Restoring debhelper dh5 compat for the LTS?

Sebastien Bacher seb128 at ubuntu.com
Wed Mar 23 23:03:48 UTC 2022


Hey Steve,

Thanks for the reply.

Le 23/03/2022 à 20:16, Steve Langasek a écrit :
> - Any package using compat level 5 does not, for example, get automatic
>    support for default build flags from dpkg-buildflags.  This means any
>    binaries built with compat level 5 should be considered insecure and
>    dangerous in their own right at this point, due to the lack of compiler
>    security flags.
I agree it's an issue but I don't find the position we have coherent so 
far. It seems also bogus to me that we hadn't been actively engaged or 
communicating about the issue if we believe it's of the higher importance.

Should we start reporting rls-...-incoming bugs for package built with 
dh5 in every supported Ubuntu series? That would seems proportionate 
step in regard of what you and Dimitri seems to consider the severity of 
the issue?
> - The merge of the debhelper version from Debian that included this change
>    (which was decided upstream) happened on February 14.  This was well
>    before Feature Freeze on February 24.  While in an ideal world someone
>    making this change would have communicated proactively to the Ubuntu
>    developers that it was coming and what impact it would have had, the lack
>    of such communication does not, in my view, invalidate the decision to do
>    the merge from Debian.

I didn't mean to imply that the merge was technically wrong or not 
respect our processes.
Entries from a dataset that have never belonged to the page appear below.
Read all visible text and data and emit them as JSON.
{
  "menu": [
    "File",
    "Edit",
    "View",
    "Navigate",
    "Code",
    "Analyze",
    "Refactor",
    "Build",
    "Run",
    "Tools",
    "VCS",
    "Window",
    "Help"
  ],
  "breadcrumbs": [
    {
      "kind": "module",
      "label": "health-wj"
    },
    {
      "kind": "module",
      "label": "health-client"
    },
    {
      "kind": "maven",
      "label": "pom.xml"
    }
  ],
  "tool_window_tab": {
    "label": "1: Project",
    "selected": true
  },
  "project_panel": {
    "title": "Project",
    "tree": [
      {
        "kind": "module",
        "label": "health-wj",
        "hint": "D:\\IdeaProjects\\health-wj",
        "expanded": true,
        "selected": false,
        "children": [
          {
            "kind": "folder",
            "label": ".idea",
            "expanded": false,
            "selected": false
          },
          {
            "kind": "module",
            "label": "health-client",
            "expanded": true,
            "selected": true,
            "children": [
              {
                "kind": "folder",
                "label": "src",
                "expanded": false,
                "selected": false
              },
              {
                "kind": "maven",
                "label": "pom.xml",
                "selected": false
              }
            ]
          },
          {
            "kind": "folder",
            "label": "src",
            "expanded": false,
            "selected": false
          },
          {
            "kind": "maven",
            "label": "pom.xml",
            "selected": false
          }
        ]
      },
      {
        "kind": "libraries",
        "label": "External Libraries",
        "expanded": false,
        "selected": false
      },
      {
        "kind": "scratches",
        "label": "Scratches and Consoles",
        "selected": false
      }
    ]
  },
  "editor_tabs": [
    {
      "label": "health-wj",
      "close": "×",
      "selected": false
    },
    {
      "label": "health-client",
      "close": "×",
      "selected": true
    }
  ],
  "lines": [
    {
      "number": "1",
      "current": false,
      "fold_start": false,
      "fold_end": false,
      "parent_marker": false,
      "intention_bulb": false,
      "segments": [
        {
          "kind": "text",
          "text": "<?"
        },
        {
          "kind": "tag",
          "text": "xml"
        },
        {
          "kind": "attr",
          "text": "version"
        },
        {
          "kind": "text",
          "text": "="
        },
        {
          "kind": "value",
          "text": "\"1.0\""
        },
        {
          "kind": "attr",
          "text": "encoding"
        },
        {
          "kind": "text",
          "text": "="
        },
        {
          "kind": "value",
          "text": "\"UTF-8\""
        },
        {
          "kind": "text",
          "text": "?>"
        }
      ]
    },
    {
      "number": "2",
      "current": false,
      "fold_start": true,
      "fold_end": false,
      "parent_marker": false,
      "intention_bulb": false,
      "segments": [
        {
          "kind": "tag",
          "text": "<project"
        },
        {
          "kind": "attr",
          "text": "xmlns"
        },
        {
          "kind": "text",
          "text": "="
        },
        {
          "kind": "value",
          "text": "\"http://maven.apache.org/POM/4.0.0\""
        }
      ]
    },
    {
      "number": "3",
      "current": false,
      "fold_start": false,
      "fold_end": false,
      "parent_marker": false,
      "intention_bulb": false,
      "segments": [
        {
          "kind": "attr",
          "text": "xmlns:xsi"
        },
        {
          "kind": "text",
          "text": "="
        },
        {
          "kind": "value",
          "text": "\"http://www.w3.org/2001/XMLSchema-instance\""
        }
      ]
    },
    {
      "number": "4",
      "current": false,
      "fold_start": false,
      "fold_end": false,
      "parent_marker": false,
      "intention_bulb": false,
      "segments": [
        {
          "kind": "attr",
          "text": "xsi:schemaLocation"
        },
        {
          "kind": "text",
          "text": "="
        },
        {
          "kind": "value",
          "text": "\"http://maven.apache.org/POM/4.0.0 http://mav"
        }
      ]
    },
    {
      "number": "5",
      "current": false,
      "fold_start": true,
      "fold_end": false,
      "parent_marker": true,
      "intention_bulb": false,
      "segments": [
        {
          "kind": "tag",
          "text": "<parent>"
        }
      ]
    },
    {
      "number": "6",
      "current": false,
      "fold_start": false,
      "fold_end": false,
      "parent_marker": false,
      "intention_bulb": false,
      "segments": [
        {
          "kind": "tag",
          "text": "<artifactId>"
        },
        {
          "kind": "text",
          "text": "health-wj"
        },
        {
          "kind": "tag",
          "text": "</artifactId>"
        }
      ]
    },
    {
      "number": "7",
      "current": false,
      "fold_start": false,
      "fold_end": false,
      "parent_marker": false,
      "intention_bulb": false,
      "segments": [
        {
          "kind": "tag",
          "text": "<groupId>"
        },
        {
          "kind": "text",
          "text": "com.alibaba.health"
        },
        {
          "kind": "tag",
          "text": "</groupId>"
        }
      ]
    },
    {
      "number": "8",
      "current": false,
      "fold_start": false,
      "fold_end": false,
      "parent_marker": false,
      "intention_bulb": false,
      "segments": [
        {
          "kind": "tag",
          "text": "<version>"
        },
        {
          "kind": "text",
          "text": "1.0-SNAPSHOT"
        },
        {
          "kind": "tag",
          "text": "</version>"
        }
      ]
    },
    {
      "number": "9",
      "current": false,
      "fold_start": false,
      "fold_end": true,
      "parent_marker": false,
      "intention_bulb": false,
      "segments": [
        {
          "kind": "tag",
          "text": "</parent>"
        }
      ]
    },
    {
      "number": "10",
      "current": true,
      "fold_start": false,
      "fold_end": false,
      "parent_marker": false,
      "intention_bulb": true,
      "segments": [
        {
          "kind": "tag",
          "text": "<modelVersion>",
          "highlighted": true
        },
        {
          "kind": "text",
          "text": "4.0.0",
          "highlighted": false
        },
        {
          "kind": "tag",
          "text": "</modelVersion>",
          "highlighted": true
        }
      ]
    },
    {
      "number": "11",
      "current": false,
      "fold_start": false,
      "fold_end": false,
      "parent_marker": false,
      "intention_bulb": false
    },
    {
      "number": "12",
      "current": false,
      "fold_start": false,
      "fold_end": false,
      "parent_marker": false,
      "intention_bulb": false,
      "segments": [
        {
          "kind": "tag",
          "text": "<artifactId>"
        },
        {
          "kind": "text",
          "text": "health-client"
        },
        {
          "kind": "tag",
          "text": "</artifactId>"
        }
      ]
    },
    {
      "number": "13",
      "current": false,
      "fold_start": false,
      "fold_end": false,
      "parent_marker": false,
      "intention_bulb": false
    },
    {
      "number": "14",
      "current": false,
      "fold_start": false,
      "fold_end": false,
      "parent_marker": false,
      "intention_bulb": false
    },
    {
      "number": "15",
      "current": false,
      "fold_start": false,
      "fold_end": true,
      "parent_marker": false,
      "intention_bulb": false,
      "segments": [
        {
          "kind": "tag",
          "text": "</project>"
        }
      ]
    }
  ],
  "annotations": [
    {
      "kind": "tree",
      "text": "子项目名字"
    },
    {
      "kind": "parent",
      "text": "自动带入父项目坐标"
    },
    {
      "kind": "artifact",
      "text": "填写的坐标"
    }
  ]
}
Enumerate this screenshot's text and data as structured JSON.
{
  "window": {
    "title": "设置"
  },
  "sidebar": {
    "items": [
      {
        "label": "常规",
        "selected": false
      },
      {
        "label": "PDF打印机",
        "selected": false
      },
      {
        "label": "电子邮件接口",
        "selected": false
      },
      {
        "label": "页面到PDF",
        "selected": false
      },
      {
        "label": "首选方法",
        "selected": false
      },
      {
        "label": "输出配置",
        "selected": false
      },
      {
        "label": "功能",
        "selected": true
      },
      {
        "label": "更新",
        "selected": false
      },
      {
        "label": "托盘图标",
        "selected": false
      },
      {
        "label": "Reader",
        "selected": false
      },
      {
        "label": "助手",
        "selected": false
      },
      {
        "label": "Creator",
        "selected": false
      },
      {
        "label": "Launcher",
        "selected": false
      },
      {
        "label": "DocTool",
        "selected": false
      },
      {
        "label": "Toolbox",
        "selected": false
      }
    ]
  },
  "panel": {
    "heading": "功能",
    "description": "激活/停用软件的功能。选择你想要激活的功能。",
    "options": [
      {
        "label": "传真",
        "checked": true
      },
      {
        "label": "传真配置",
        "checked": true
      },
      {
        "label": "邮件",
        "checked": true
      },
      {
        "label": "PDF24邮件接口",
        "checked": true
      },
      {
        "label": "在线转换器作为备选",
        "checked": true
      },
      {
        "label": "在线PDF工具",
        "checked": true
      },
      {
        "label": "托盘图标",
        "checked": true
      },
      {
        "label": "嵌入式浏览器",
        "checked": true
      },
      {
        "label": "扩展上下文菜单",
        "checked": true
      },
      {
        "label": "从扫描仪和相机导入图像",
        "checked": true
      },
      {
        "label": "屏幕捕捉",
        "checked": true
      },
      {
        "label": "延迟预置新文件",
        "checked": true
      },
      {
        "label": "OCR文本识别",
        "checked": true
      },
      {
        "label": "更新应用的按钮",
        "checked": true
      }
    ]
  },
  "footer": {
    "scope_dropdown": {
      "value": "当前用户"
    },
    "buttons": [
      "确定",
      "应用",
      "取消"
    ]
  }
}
Still it is late, has an non trivial impact on 
our workload and seemed a change the we got by luck rather than being 
actively seeking to bring it so I felt it was fair to asking the 
question of whether we wanted to consider reverting.

It's especially suboptimal than we basically stopped syncing from Debian 
around the time we included the change that made packages stop to build, 
which means we aren't autoimporting the fixes for those issues.

>  From my perspective, it is the responsibility of teams to factor time
> post-FF for the fixing of build failures into their capacity planning, and
> furthermore, the impact of this *particular* change on archive buildability
> should be rather small.  I see no reason to revert the change in question.
Speaking for desktop I'm not worried about being able to fix the build 
of the packages in our set, I simply believe it would benefit our users 
more if we were focusing on fixing rls targeted and user visible 
problems at this point of the cycle.

I'm also thinking about the impact it will have on universe and the 
number of ftbfsing package we will have in the archive for the LTS.